I think this is true by the following way: let $M$ be a $n$-dimensional real manifold. Consider the diagonal embedding $\Delta:M\to M\times M$, $x\mapsto (x, x)$. Using the smooth structure of $M$, we can give a complex structure on $M\times M$, and $\Delta$ became a smooth map.
Actually, I'm not certain about the bold argument. Since $\mathbb{R}^{n}\times\mathbb{R}^{n}\simeq \mathbb{R}^{2n}$ can be naturally identified with $\mathbb{C}^{n}$, I thought that we can give a complex structure using smooth structure of $M$. Is this right?

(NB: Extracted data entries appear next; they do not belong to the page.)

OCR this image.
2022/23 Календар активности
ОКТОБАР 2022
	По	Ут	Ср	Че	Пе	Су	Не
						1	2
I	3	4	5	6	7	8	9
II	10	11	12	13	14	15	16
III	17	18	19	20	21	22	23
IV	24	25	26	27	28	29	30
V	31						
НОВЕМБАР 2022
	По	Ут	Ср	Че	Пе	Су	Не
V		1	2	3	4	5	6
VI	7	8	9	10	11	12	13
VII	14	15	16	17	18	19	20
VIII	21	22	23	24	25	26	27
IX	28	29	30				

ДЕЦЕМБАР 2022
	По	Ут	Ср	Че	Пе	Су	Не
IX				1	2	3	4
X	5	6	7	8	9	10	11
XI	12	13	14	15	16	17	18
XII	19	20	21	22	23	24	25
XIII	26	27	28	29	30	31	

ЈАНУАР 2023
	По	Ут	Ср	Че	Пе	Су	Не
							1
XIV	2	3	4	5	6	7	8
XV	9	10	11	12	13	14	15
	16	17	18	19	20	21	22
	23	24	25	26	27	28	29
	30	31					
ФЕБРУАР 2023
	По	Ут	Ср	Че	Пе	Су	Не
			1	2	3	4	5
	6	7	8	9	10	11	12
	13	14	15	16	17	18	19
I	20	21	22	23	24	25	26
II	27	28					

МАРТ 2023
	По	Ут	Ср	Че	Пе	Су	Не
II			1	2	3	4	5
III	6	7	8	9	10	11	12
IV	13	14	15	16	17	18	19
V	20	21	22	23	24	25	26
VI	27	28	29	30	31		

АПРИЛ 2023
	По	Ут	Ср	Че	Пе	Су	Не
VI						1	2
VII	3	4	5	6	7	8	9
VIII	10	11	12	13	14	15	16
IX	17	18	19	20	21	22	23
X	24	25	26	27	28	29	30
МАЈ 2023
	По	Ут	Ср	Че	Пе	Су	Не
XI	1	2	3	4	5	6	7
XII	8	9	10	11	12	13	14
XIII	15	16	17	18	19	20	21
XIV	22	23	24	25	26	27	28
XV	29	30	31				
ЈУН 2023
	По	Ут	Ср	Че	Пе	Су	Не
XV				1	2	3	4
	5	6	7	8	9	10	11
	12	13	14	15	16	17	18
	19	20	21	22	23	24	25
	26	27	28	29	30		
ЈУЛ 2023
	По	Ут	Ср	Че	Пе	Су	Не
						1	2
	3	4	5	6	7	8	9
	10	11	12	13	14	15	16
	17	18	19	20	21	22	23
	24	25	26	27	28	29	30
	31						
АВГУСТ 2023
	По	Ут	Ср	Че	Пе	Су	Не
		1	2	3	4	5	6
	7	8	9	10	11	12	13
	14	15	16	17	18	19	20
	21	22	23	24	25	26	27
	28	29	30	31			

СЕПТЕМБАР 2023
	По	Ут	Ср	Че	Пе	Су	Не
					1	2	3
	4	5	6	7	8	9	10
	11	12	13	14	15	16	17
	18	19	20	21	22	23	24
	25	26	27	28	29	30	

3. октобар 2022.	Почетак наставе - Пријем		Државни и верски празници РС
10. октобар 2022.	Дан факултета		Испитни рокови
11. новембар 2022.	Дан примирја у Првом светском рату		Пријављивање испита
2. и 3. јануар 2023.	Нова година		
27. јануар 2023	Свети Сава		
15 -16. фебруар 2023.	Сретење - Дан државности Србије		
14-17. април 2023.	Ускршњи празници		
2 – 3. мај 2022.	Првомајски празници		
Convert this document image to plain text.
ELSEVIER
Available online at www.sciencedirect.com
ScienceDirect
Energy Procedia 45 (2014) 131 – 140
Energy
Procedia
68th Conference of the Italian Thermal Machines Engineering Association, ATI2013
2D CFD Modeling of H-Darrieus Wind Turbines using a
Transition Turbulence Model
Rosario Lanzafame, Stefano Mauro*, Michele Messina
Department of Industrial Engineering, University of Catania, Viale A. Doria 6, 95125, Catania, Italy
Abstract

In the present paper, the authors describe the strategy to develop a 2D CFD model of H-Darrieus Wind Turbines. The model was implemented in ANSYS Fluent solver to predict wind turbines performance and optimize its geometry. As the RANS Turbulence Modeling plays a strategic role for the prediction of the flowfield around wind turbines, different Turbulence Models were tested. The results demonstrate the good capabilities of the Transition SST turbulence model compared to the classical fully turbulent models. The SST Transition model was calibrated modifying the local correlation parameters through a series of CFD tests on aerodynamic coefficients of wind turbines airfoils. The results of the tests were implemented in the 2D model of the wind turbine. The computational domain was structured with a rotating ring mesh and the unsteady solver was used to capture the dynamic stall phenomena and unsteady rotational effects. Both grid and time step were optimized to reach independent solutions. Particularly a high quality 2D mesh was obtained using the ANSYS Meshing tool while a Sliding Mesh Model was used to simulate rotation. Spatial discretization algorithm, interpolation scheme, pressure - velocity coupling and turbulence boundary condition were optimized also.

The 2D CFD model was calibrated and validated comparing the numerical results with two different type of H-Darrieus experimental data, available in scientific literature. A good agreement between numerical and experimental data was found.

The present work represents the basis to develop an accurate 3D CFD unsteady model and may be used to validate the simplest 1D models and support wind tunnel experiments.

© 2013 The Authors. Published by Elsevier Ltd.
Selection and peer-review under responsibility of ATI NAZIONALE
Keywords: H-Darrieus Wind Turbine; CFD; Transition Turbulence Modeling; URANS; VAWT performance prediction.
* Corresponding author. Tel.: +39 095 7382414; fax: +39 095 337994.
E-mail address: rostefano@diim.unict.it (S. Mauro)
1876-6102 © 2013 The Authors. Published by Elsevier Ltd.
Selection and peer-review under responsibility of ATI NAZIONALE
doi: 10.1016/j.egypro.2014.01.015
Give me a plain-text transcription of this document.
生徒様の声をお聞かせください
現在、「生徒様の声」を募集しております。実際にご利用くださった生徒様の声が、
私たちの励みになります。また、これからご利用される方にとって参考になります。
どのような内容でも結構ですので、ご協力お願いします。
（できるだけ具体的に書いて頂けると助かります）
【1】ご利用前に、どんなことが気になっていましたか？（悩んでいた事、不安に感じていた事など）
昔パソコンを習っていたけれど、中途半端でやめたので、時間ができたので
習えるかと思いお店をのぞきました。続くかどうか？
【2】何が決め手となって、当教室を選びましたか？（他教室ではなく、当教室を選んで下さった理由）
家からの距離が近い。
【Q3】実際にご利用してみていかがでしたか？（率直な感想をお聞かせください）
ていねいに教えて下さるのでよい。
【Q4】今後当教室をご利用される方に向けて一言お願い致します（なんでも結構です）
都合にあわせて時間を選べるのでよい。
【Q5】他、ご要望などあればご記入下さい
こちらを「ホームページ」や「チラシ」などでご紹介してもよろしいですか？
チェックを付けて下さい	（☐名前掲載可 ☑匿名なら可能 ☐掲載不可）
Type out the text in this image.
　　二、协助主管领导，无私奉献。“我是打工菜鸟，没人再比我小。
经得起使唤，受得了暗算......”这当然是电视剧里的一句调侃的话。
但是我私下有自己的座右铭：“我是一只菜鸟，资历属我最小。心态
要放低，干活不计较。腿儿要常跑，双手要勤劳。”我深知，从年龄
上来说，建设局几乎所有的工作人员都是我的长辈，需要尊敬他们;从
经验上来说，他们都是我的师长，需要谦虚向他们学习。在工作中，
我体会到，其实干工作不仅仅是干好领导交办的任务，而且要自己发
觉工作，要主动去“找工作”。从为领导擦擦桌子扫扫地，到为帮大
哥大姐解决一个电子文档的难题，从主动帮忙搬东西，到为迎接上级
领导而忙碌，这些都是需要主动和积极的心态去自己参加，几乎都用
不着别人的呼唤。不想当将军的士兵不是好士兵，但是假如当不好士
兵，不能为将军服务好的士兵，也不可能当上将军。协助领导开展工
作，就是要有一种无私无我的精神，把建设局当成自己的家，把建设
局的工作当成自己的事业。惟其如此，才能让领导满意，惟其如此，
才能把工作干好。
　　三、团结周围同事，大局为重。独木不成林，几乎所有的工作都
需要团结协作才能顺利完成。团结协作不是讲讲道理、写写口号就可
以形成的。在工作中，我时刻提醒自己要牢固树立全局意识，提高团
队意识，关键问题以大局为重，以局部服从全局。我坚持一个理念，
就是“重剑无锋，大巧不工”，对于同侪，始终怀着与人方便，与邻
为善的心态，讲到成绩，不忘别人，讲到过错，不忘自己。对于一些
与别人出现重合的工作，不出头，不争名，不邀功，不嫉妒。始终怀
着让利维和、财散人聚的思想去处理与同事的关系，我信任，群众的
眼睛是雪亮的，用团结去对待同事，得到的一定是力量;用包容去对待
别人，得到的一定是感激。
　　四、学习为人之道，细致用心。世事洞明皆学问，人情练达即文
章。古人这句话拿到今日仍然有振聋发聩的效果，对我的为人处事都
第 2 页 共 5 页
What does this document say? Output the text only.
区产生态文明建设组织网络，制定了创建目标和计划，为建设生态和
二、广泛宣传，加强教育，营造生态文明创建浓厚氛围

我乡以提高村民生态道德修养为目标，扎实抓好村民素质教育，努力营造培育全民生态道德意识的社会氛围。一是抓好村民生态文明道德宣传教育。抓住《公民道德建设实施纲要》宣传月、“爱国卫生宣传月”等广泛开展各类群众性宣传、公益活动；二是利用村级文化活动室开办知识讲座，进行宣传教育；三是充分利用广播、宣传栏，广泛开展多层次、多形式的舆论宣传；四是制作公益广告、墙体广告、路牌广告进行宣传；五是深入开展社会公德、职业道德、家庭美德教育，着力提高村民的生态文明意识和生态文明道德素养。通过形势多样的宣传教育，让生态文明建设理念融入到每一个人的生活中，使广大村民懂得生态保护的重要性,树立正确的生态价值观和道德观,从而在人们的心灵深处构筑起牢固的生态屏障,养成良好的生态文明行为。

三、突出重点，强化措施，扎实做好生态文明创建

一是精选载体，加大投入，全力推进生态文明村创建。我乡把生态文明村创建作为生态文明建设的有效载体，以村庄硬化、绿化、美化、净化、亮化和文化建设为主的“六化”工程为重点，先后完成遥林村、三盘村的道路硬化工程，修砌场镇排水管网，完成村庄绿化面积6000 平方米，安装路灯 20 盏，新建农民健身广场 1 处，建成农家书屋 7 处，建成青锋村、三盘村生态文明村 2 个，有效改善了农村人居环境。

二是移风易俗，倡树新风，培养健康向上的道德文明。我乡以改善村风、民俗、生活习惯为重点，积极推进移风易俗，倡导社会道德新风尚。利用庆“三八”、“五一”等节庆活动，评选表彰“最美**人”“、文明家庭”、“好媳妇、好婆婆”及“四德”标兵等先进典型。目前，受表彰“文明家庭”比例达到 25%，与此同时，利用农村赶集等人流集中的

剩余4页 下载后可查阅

Edit: The bold argument is wrong. As Michael said in the comment, if $M$ is not orientable, then $M\times M$ is also non-orientable, hence can't admit a complex structure. More generally, if $M_{1}, M_{2}$ are non-orientable, then $M_{1}\times M_{2}$ is also non-orientable. This follows from the Kunneth theorem and top cohomology. Hence, for example, $\mathbb{RP}^{2}\times \mathbb{RP}^{2}$ can't admit a complex structure.
No, this does not work. On any pair of coordinate patches $U$ and $V$ on $M$, you can put a complex structure on $U\times V$ by identifying $U$ and $V$ with open subsets of $\mathbb{R}^n$. However, there is no reason that the transition maps between two different sets of the form $U\times V$ should be holomorphic (since all we know is that they are a product of two smooth transition maps).
However, the answer to the question in your title is still yes. By the Whitney embedding theorem, we can embed any manifold $M$ into $\mathbb{R}^m$ for some $m$, which we may assume is even (if not, just increase it by $1$). This $\mathbb{R}^m$ then has a complex structure by identifying it with $\mathbb{C}^{m/2}$.